Now if we start multiple instances of this Java program, and we have Apache Zookeeper running on port 2181, then the instances of WordCount message processors will be balanced between the running nodes.

If you want to try it you can start a single node instance of Apache Zookeeper using docker with the following command:

docker run --name zookeeper --network=host -d zookeeper

Then you can run as many instances of SimpleWordCount as you like.

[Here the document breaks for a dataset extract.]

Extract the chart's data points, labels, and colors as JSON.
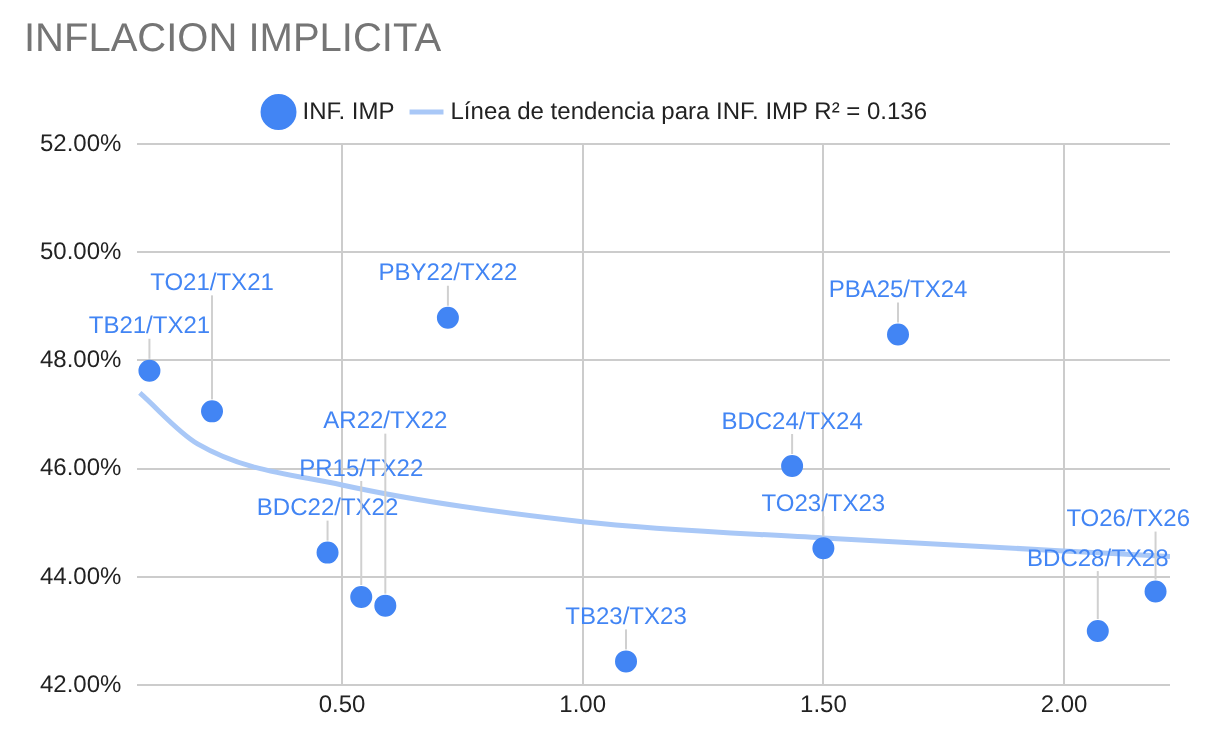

A working version of this example can be found here: Distributed Simple Word Count Example

WordCount pipline so far
Fig. 2 Distributed Simple WordCount example

Some terminology

Having gone through the "Word Count" example we should codify some of the terminology and concepts touched on.

TermDefinition
message processor an instance of a cloned message processor prototype responsible for processing every message of a particular type with a particular unique key.
message processor prototype an instance used by Dempsy to serve as a template when it needs to `clone()` more instances of a message processor.
message is an object that Dempsy routes to a message processor based on the message's key.
message key A key for the message, obtained from a message. Each unique message key addresses a unique message processor instance in a cluster
cluster a cluster is the collection of all message processors or adaptors of a common type in the same stage of processing of a Dempsy application. A cluster contains a complete set of potential message processors keyed by all of the potential keys from a particular message type.That is, a cluster of message processor instances covers the entire key-space of a message.
node a node is a subset of a set of clusters containing a portion of the each cluster's message processors. nodes are almost always (except in some possible test situations) the intersection of a cluster and a Java process. That is, the portion of a cluster that's running in a particular process is the cluster's node
container Sometimes also referred to as a message processor container, it is the part of the Dempsy infrastructure that manages the lifecycle of message processors within an individual node. That is, there is a one-to-one between the portion of a cluster running in a particular node, and a container.